Operation Deutschland also known as Operation Plan Germany, is a war plan created by the German Armed Forces in 2024 detailing how Germany would organize itself during a hypothetical large-scale war in Europe.

==Outline==
Operation Deutschland is a 1,000 page long war plan detailing multiple points on how Germany would prepare a large war in Europe against Russia. Many details of the war plan are still classified. The outline of the outline of the war plan was disclosed to the German news outlet Frankfurter Allgemeine Zeitung.
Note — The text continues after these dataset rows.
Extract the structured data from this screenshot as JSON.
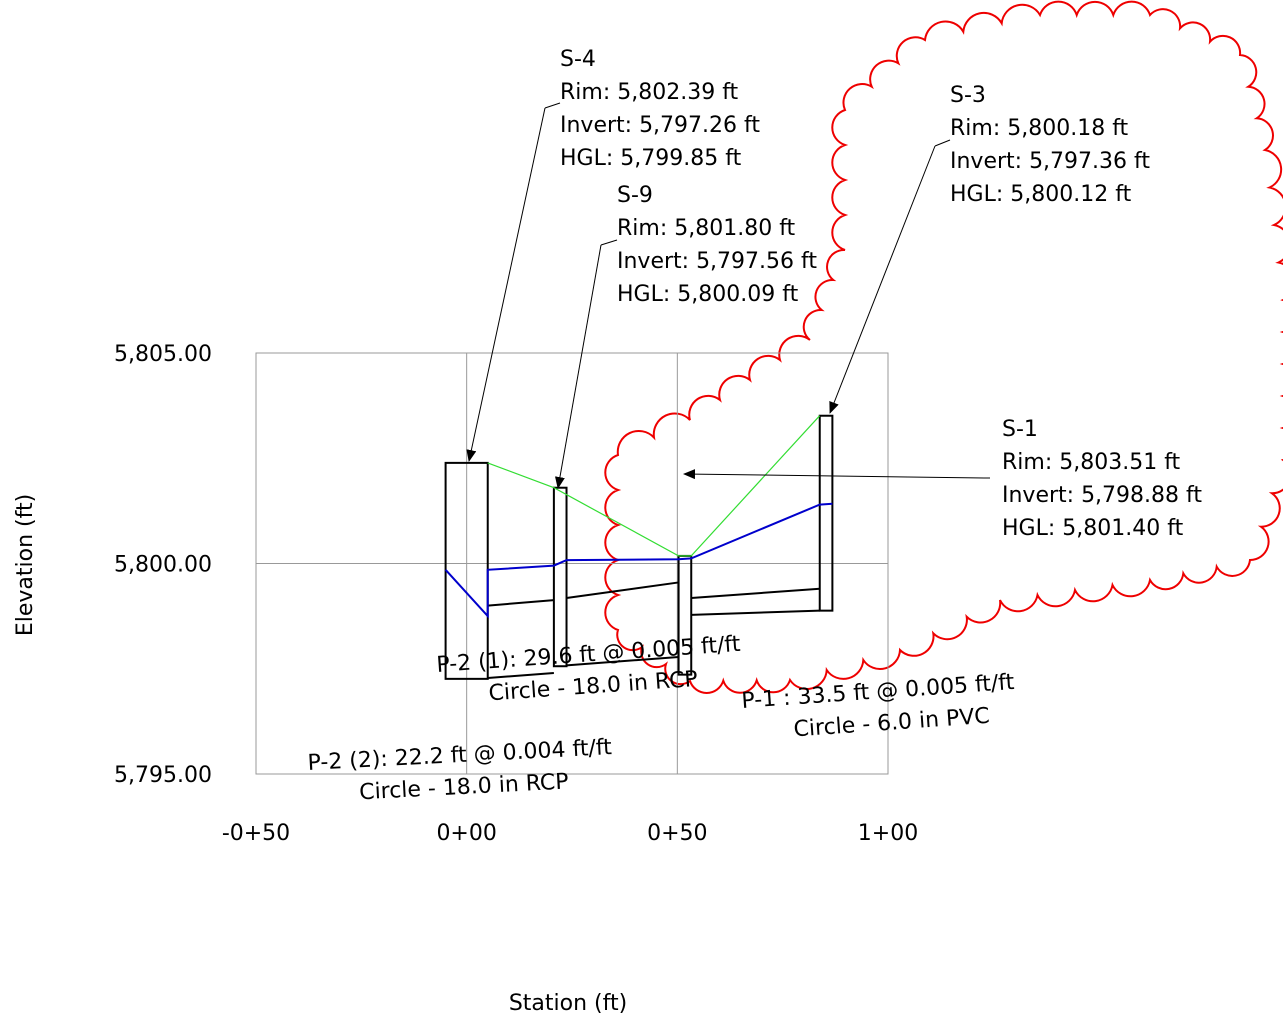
{
  "chart_data": {
    "type": "line",
    "xlabel": "Station (ft)",
    "ylabel": "Elevation (ft)",
    "xlim": [
      -50,
      100
    ],
    "ylim": [
      5795,
      5805
    ],
    "x_ticks": [
      {
        "value": -50,
        "label": "-0+50"
      },
      {
        "value": 0,
        "label": "0+00"
      },
      {
        "value": 50,
        "label": "0+50"
      },
      {
        "value": 100,
        "label": "1+00"
      }
    ],
    "y_ticks": [
      {
        "value": 5805,
        "label": "5,805.00"
      },
      {
        "value": 5800,
        "label": "5,800.00"
      },
      {
        "value": 5795,
        "label": "5,795.00"
      }
    ],
    "grid": true,
    "colors": {
      "energy_grade_line": "#33dd33",
      "hydraulic_grade_line": "#0000cc",
      "structure": "#000000",
      "revision_cloud": "#ee0000",
      "grid": "#999999"
    },
    "structures": [
      {
        "id": "S-4",
        "station": 0,
        "half_width": 5,
        "rim": 5802.39,
        "invert": 5797.26,
        "lines": [
          "S-4",
          "Rim: 5,802.39 ft",
          "Invert: 5,797.26 ft",
          "HGL: 5,799.85 ft"
        ]
      },
      {
        "id": "S-9",
        "station": 22.2,
        "half_width": 1.5,
        "rim": 5801.8,
        "invert": 5797.56,
        "lines": [
          "S-9",
          "Rim: 5,801.80 ft",
          "Invert: 5,797.56 ft",
          "HGL: 5,800.09 ft"
        ]
      },
      {
        "id": "S-3",
        "station": 51.8,
        "half_width": 1.5,
        "rim": 5800.18,
        "invert": 5797.36,
        "lines": [
          "S-3",
          "Rim: 5,800.18 ft",
          "Invert: 5,797.36 ft",
          "HGL: 5,800.12 ft"
        ]
      },
      {
        "id": "S-1",
        "station": 85.3,
        "half_width": 1.5,
        "rim": 5803.51,
        "invert": 5798.88,
        "lines": [
          "S-1",
          "Rim: 5,803.51 ft",
          "Invert: 5,798.88 ft",
          "HGL: 5,801.40 ft"
        ]
      }
    ],
    "pipes": [
      {
        "id": "P-2 (2)",
        "lines": [
          "P-2 (2): 22.2 ft @ 0.004 ft/ft",
          "Circle - 18.0 in RCP"
        ],
        "top": [
          [
            5,
            5799.0
          ],
          [
            20.7,
            5799.13
          ]
        ],
        "bottom": [
          [
            5,
            5797.28
          ],
          [
            20.7,
            5797.4
          ]
        ]
      },
      {
        "id": "P-2 (1)",
        "lines": [
          "P-2 (1): 29.6 ft @ 0.005 ft/ft",
          "Circle - 18.0 in RCP"
        ],
        "top": [
          [
            23.7,
            5799.18
          ],
          [
            50.3,
            5799.55
          ]
        ],
        "bottom": [
          [
            23.7,
            5797.58
          ],
          [
            50.3,
            5797.78
          ]
        ]
      },
      {
        "id": "P-1",
        "lines": [
          "P-1 : 33.5 ft @ 0.005 ft/ft",
          "Circle - 6.0 in PVC"
        ],
        "top": [
          [
            53.3,
            5799.18
          ],
          [
            83.8,
            5799.4
          ]
        ],
        "bottom": [
          [
            53.3,
            5798.78
          ],
          [
            83.8,
            5798.88
          ]
        ]
      }
    ],
    "series": [
      {
        "name": "",
        "key": "egl",
        "x": [
          5,
          20.7,
          50.3,
          53.3,
          83.8
        ],
        "y": [
          5802.39,
          5801.8,
          5800.18,
          5800.18,
          5803.51
        ]
      },
      {
        "name": "",
        "key": "hgl",
        "x": [
          -5,
          5,
          5,
          20.7,
          23.7,
          50.3,
          53.3,
          83.8,
          86.8
        ],
        "y": [
          5799.85,
          5798.75,
          5799.85,
          5799.95,
          5800.08,
          5800.1,
          5800.12,
          5801.4,
          5801.42
        ]
      }
    ]
  }
}
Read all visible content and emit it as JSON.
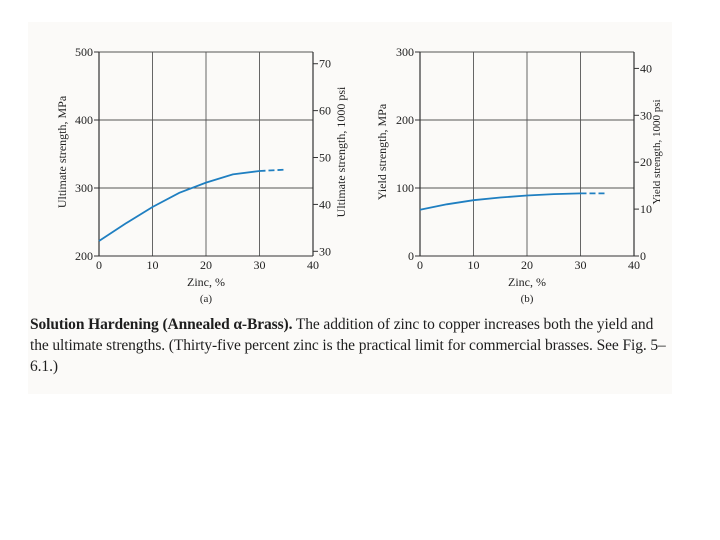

The plan describes how 800,000 NATO soldiers and 200,000 vehicles would be transferred through German territory in order to reach the frontline. The plan also includes how the 200,000 vehicles would be quickly moved through German territory in order to ensure that they reach the frontline.

==Issues==
At a meeting in Hamburg, the head of Hamburg Regional Command Lieutenant Colonel Jörn Plischke noted that "70% of truck drivers in Germany are Eastern Europeans. In the event of war, they may simply not be in the country". There were also concerns about Germany's capability with producing military equipment and ammunition for the operation if it ever went into effect.